Pass a Store explicitly to share checkpoints across savers/graphs (or to keep several independent ones):

import swarmstate as ss
from swarmstate.integrations.langgraph import SwarmStateSaver

store = ss.Store()
saver_a = SwarmStateSaver(store)
saver_b = SwarmStateSaver(store)   # same underlying checkpoint DB

Snapshot / roll back the whole checkpoint DB¶

Because checkpoints live in a Store, you get cheap, atomic snapshots of every thread at once - useful for tests, "what-if" branches, or recovery:

saver = SwarmStateSaver()
graph = builder.compile(checkpointer=saver)
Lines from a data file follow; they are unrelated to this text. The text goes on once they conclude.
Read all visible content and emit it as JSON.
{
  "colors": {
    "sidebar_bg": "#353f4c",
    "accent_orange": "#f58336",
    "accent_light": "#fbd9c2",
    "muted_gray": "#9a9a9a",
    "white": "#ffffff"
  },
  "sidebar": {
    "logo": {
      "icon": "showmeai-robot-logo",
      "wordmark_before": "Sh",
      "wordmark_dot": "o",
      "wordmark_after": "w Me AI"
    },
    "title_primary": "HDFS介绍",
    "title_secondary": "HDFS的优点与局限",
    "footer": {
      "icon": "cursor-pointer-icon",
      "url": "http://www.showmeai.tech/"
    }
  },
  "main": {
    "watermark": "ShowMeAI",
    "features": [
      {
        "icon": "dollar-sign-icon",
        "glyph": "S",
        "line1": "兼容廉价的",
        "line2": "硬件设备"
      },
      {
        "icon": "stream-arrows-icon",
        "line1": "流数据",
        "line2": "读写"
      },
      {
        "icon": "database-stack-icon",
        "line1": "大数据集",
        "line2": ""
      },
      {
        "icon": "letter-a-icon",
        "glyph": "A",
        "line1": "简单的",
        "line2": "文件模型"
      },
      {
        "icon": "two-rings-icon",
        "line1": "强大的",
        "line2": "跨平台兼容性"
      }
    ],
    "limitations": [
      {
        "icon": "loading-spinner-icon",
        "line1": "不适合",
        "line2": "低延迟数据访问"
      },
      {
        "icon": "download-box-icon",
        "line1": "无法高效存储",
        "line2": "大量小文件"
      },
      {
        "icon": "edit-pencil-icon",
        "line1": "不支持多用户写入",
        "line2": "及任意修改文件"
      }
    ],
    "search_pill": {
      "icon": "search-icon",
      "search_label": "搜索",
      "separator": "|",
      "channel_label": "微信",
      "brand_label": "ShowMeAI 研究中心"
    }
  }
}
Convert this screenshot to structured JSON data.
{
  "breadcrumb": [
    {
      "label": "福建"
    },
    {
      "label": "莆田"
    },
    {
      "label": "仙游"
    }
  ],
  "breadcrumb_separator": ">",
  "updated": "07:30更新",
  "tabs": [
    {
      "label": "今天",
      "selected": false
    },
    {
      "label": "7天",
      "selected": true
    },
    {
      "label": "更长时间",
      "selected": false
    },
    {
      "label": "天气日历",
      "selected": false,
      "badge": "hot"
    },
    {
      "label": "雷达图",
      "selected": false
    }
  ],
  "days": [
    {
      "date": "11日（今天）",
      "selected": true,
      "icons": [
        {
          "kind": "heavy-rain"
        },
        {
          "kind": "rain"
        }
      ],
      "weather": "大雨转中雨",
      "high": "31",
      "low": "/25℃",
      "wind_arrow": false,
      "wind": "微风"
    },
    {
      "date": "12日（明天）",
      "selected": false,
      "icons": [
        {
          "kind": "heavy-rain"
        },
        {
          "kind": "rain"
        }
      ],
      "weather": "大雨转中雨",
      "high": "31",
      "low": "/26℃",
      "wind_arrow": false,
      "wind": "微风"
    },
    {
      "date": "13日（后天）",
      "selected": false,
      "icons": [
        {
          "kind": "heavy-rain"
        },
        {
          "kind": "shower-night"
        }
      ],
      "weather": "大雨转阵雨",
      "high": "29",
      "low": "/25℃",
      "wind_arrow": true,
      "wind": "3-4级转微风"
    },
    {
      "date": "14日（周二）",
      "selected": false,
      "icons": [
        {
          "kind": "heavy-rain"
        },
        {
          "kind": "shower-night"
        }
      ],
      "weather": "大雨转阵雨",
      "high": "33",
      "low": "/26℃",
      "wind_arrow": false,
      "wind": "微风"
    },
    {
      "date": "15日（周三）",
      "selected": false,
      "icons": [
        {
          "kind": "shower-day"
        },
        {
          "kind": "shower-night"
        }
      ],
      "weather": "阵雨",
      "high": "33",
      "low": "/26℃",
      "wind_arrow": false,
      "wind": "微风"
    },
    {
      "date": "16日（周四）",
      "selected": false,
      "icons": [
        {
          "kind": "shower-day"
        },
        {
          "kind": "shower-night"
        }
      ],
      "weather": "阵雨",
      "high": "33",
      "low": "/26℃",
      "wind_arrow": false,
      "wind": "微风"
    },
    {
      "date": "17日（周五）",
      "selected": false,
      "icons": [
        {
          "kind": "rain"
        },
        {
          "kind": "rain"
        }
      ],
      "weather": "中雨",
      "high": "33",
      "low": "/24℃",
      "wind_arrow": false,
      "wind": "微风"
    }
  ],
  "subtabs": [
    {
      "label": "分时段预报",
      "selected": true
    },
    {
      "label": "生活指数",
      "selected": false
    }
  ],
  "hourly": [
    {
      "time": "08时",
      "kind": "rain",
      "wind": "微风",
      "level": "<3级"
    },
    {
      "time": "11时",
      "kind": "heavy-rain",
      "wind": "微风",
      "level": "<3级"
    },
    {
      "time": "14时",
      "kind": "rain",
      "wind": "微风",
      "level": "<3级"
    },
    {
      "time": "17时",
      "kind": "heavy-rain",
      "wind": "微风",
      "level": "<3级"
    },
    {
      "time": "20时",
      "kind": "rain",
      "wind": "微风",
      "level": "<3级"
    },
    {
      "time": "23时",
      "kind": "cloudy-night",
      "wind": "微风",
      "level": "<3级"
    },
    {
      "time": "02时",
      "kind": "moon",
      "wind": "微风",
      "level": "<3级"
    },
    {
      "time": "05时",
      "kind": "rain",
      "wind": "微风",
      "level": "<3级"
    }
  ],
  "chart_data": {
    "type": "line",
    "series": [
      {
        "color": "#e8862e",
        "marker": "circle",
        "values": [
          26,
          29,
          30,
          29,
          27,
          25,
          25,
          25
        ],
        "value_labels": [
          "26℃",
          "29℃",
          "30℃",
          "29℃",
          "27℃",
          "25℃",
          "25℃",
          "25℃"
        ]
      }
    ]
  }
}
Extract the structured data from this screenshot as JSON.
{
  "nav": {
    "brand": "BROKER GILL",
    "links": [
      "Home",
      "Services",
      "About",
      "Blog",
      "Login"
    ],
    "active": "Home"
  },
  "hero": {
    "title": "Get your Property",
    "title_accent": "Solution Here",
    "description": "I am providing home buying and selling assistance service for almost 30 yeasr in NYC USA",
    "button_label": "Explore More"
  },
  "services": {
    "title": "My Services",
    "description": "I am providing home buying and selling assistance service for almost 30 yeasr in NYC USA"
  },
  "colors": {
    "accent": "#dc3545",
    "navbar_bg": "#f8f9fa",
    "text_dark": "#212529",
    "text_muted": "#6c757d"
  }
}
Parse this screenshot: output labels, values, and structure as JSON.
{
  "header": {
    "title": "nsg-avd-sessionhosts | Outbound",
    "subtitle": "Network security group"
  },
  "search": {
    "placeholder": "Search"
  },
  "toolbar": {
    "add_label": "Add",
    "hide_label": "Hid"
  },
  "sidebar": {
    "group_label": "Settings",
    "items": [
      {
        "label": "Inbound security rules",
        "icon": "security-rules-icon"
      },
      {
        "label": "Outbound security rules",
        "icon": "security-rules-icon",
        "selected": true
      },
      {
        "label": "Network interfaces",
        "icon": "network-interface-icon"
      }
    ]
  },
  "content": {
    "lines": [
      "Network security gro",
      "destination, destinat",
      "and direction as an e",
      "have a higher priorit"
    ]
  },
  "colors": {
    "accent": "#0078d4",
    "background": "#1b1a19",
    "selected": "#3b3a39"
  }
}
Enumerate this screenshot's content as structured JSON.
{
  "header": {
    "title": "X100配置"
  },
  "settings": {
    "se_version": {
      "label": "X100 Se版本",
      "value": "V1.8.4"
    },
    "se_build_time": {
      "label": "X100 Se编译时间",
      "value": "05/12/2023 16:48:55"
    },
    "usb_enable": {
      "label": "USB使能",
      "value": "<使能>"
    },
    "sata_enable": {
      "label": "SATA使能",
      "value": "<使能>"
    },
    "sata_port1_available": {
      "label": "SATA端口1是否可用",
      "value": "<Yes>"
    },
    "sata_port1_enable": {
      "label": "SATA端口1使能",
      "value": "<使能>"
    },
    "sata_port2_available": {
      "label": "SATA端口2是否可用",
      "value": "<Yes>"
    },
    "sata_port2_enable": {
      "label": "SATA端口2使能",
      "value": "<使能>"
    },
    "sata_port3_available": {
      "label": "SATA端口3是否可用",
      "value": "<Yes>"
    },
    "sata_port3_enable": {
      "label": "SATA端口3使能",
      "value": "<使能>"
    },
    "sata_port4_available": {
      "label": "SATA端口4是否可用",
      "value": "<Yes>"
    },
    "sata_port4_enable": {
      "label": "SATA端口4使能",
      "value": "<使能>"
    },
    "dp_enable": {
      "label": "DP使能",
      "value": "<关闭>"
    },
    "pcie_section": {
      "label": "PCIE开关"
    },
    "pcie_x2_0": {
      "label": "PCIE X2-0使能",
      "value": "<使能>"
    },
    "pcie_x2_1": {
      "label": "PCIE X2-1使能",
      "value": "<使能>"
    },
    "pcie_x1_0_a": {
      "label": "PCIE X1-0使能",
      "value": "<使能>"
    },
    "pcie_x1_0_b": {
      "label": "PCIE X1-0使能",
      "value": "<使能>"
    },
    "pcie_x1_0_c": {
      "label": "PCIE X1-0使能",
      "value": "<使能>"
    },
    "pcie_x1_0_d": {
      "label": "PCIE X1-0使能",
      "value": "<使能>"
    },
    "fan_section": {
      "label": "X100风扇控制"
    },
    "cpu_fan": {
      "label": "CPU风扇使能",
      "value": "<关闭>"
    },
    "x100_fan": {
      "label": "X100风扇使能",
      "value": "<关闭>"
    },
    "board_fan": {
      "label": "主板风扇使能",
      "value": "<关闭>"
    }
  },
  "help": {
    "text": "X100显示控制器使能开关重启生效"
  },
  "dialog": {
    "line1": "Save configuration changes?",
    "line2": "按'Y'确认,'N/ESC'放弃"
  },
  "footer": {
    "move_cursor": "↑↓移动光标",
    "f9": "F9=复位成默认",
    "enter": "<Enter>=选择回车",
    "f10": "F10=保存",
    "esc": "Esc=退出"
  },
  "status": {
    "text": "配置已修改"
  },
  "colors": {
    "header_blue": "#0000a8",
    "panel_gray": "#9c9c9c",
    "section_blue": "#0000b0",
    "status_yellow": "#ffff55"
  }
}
snap = saver.store.snapshot()     # O(1) snapshot of all threads
# ... run more turns across many threads ...
saver.store.restore(snap)         # roll everything back

Serialization¶

By default the saver uses LangGraph's JsonPlusSerializer (so it handles the same objects LangGraph does). Pass your own via serde=...:

SwarmStateSaver(serde=my_serializer)

Incremental storage (opt-in)¶

For long threads with large, mostly-stable channels, pass incremental=True. Each channel value is then stored once per version (deduplicated) instead of writing the whole checkpoint every step, saving storage and serialization:

SwarmStateSaver(store, incremental=True)

Trade-off: get_tuple then does one read per channel to reassemble state, versus a single read in the default mode. Leave it off unless channels are large and change rarely.

Durable, shared checkpoints¶

The saver holds checkpoints in whatever Store you give it, so making them persistent is a backend swap, nothing else changes:

from swarmstate.backends.disk import DiskStore          # a SQLite file, no server
from swarmstate.integrations.langgraph import SwarmStateSaver

saver = SwarmStateSaver(DiskStore("checkpoints.db"))     # or RedisStore / PostgresStore
graph = builder.compile(checkpointer=saver)

See the Disk, Redis and Postgres guides for the "which backend?" trade-offs.

Observability¶

Pass a metrics sink to measure the latency and outcome of each checkpoint operation, with zero overhead when unused:

from swarmstate.observability import InMemoryMetrics     # or OpenTelemetryMetrics

metrics = InMemoryMetrics()
saver = SwarmStateSaver(metrics=metrics)
# ... run the graph ...
metrics.summary()   # {"put": {"count": ..., "p50_ms": ...}, "get_tuple": {...}}

Full details in the Observability guide.

Async¶

The async methods (aput, aput_writes, aget_tuple, alist) run the store work on a worker thread (asyncio.to_thread), so they don't block the event loop; the store releases the GIL on its hot paths, so that work overlaps with the loop. ainvoke / astream and async graphs work out of the box.